Cerebras systems deliver significant training speedups:

  • Language Models: 10-100x faster training than GPU clusters
  • Computer Vision: Dramatic reduction in training time for image models
  • Scientific Computing: Acceleration of physics simulations and molecular modeling

Simplified Infrastructure

Single System Solution: What typically requires hundreds of GPUs can often be replaced by a single CS system.

Reduced Complexity: Eliminates the need for complex multi-node networking and synchronization.

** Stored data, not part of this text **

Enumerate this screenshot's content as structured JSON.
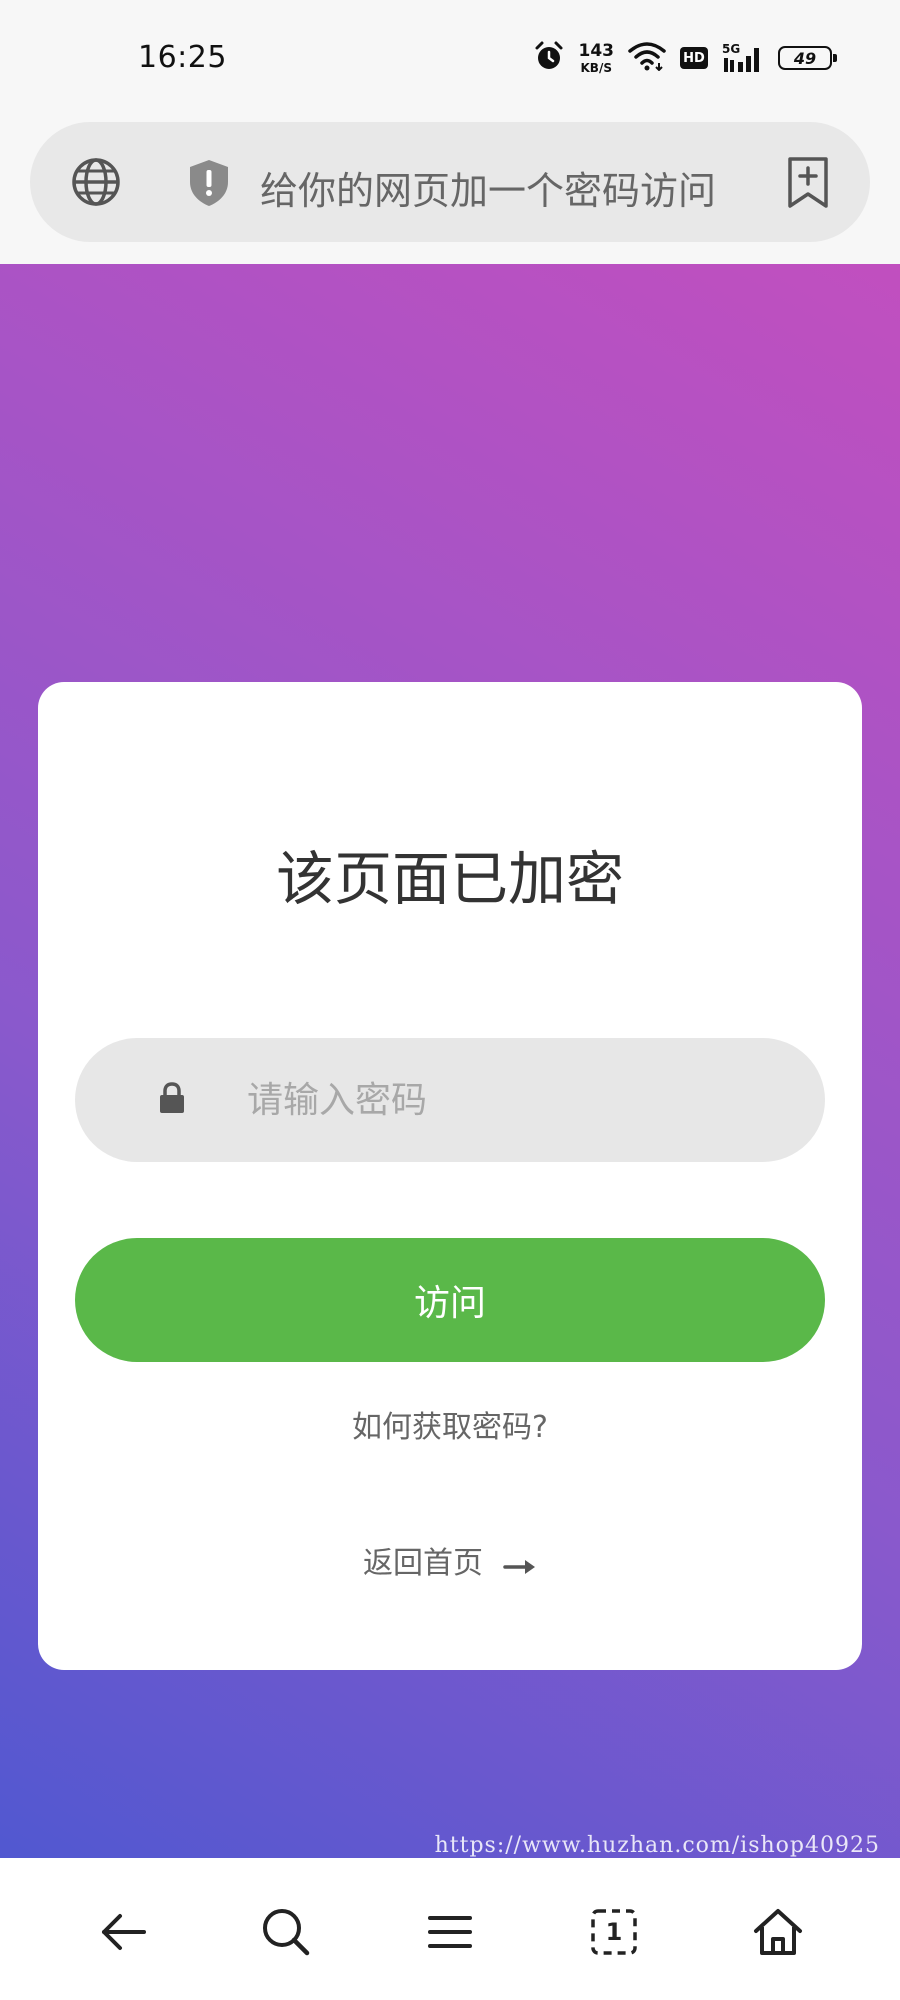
{
  "status_bar": {
    "time": "16:25",
    "net_speed_value": "143",
    "net_speed_unit": "KB/S",
    "hd_label": "HD",
    "network_type": "5G",
    "battery_level": "49"
  },
  "address_bar": {
    "page_title": "给你的网页加一个密码访问"
  },
  "card": {
    "title": "该页面已加密",
    "password_placeholder": "请输入密码",
    "password_value": "",
    "visit_button_label": "访问",
    "help_link": "如何获取密码?",
    "home_link": "返回首页"
  },
  "watermark": "https://www.huzhan.com/ishop40925",
  "bottom_nav": {
    "items": [
      "back-icon",
      "search-icon",
      "menu-icon",
      "tabs-icon",
      "home-icon"
    ],
    "tab_count": "1"
  },
  "colors": {
    "accent_green": "#5ab849",
    "gradient_top": "#c14fbf",
    "gradient_bottom": "#5158d0"
  }
}
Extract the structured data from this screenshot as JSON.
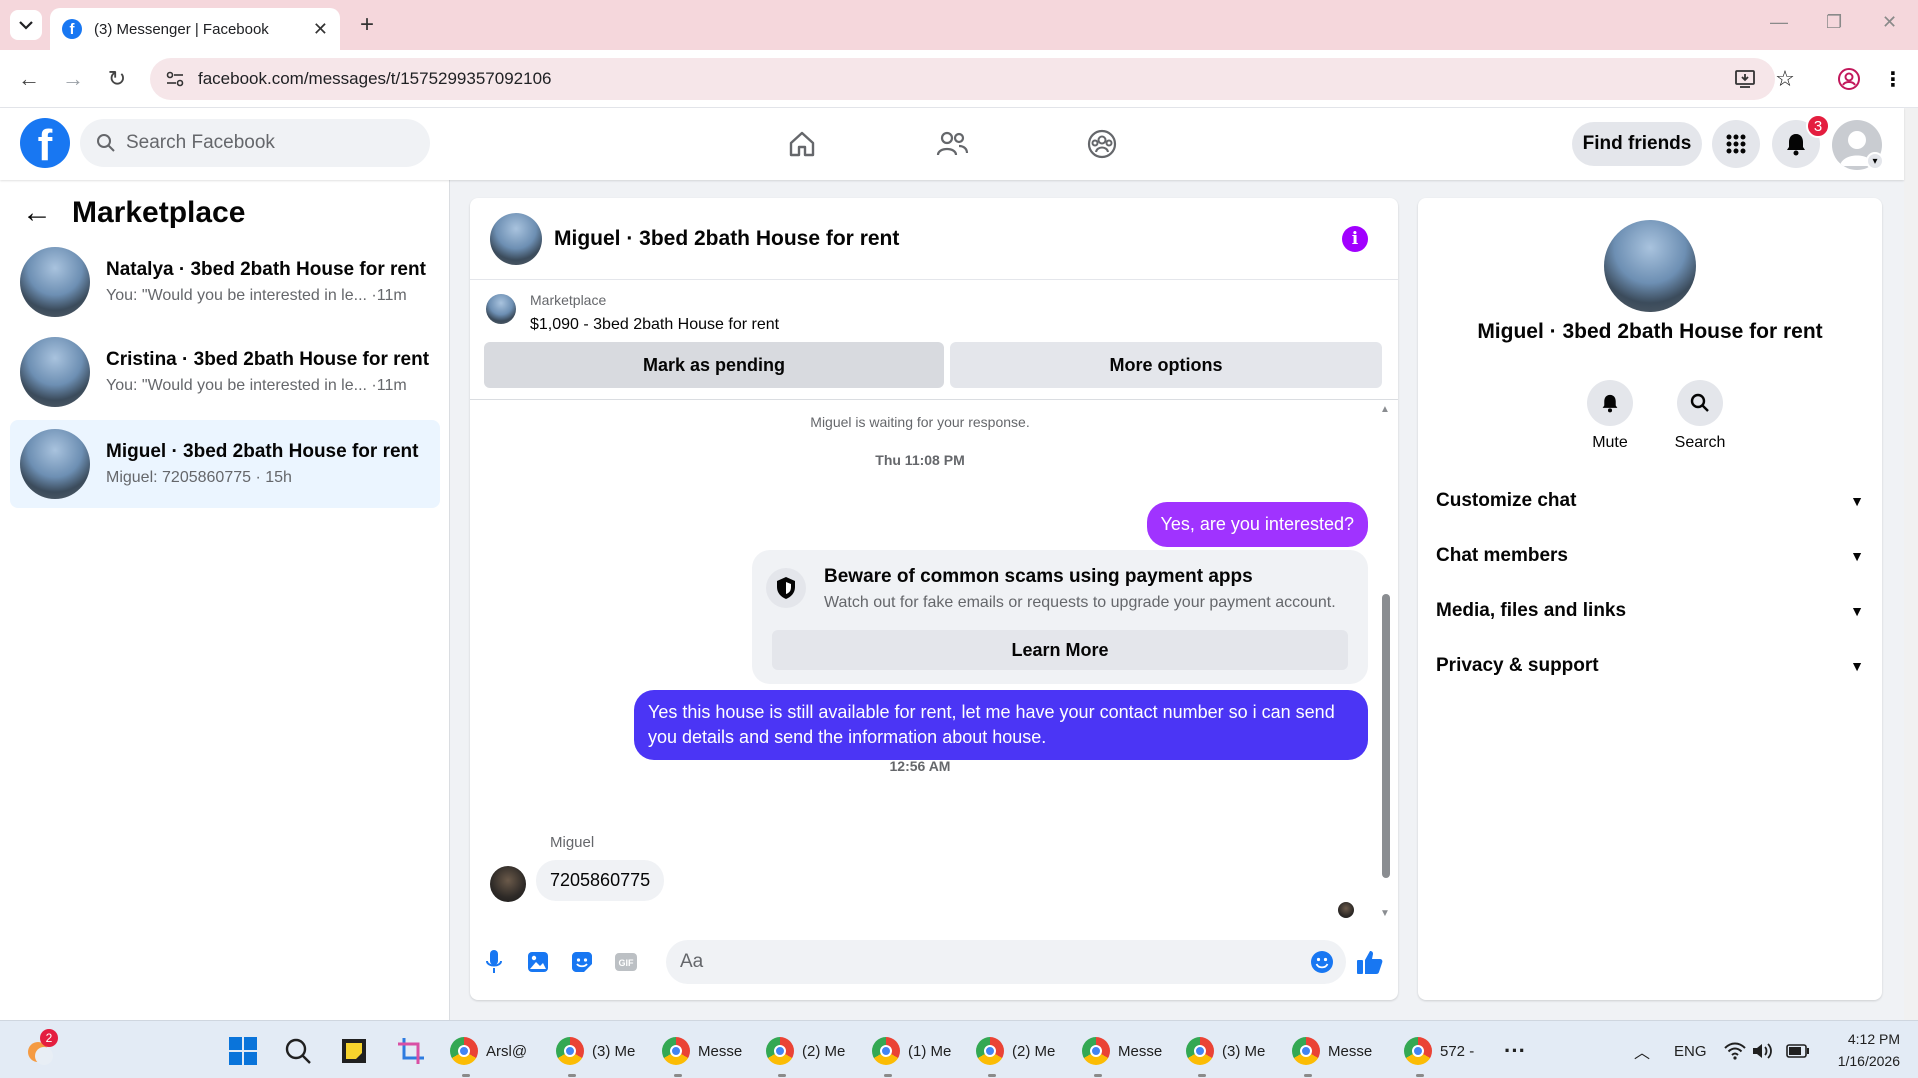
{
  "browser": {
    "tab_title": "(3) Messenger | Facebook",
    "url": "facebook.com/messages/t/1575299357092106"
  },
  "fb": {
    "logo": "f",
    "search_placeholder": "Search Facebook",
    "find_friends": "Find friends",
    "notification_count": "3"
  },
  "sidebar": {
    "title": "Marketplace",
    "conversations": [
      {
        "title": "Natalya · 3bed 2bath House for rent",
        "subtitle": "You: \"Would you be interested in le... ·11m"
      },
      {
        "title": "Cristina · 3bed 2bath House for rent",
        "subtitle": "You: \"Would you be interested in le... ·11m"
      },
      {
        "title": "Miguel · 3bed 2bath House for rent",
        "subtitle": "Miguel: 7205860775 · 15h"
      }
    ]
  },
  "chat": {
    "title": "Miguel · 3bed 2bath House for rent",
    "marketplace_label": "Marketplace",
    "listing": "$1,090 - 3bed 2bath House for rent",
    "mark_pending": "Mark as pending",
    "more_options": "More options",
    "waiting": "Miguel is waiting for your response.",
    "time1": "Thu 11:08 PM",
    "msg_out_1": "Yes, are you interested?",
    "scam_title": "Beware of common scams using payment apps",
    "scam_sub": "Watch out for fake emails or requests to upgrade your payment account.",
    "learn_more": "Learn More",
    "msg_out_2": "Yes this house is still available for rent, let me have your contact number so i can send you details and send the information about house.",
    "time2": "12:56 AM",
    "sender": "Miguel",
    "msg_in_1": "7205860775",
    "composer_placeholder": "Aa",
    "gif_label": "GIF"
  },
  "info": {
    "title": "Miguel · 3bed 2bath House for rent",
    "mute": "Mute",
    "search": "Search",
    "sections": [
      "Customize chat",
      "Chat members",
      "Media, files and links",
      "Privacy & support"
    ]
  },
  "taskbar": {
    "badge": "2",
    "items": [
      "Arsl@",
      "(3) Me",
      "Messe",
      "(2) Me",
      "(1) Me",
      "(2) Me",
      "Messe",
      "(3) Me",
      "Messe",
      "572 -"
    ],
    "lang": "ENG",
    "time": "4:12 PM",
    "date": "1/16/2026"
  },
  "colors": {
    "fb_blue": "#1877f2",
    "bubble_purple": "#a033ff",
    "bubble_indigo": "#4b35f5",
    "badge_red": "#e41e3f"
  }
}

Energy Efficiency: Despite size, often more energy-efficient than equivalent GPU clusters.

Software Integration

Cerebras provides comprehensive software support:

  • Native integration with PyTorch and TensorFlow
  • Optimized implementations of common AI operations
  • Automated model optimization and compilation
  • Comprehensive debugging and profiling tools

Market Impact

As AI models grow larger, traditional approaches face scaling challenges that Cerebras uniquely addresses:

Addressing AI Training Bottlenecks

  • Communication bottlenecks in multi-GPU systems
  • Memory bandwidth limitations
  • Complex distributed training requirements

Cerebras addresses these challenges with a fundamentally different approach.

Industry Adoption

Early adopters include:

  • Research Institutions: Universities using CS systems for breakthrough AI research
  • National Laboratories: Government facilities for scientific computing
  • Enterprises: Companies training large proprietary models
  • Pharmaceutical: Drug discovery applications requiring massive compute

Competitive Landscape

Cerebras competes with:

  • Traditional GPU providers (NVIDIA, AMD)
  • Other AI chip startups (Graphcore, SambaNova)
  • Cloud providers’ custom silicon (Google TPU, AWS Trainium)

Investment and Growth

With over $715 million in funding, Cerebras has:

  • Built manufacturing partnerships with TSMC
  • Established global sales and support teams
  • Developed comprehensive software ecosystem
  • Created strategic partnerships with system integrators

Future Vision

Cerebras continues pushing the boundaries of AI computing through several key initiatives:

Next-Generation Technology

  • Advanced WSE: Even larger and more powerful processors
  • Inference Optimization: Adapting wafer-scale approach for AI inference
  • Cloud Expansion: Broader availability of Cerebras Cloud services
  • Software Evolution: Enhanced development tools and framework support

Market Expansion

  • New Applications: Exploring scientific computing and simulation workloads
  • Global Reach: Expanding international presence and partnerships
  • Vertical Solutions: Industry-specific AI acceleration offerings

Innovation Leadership

The company’s radical approach to AI hardware design positions it uniquely as AI models continue to scale, offering an alternative path forward as traditional approaches face fundamental limitations. Their wafer-scale philosophy represents a significant approach that could influence the future of AI computing infrastructure.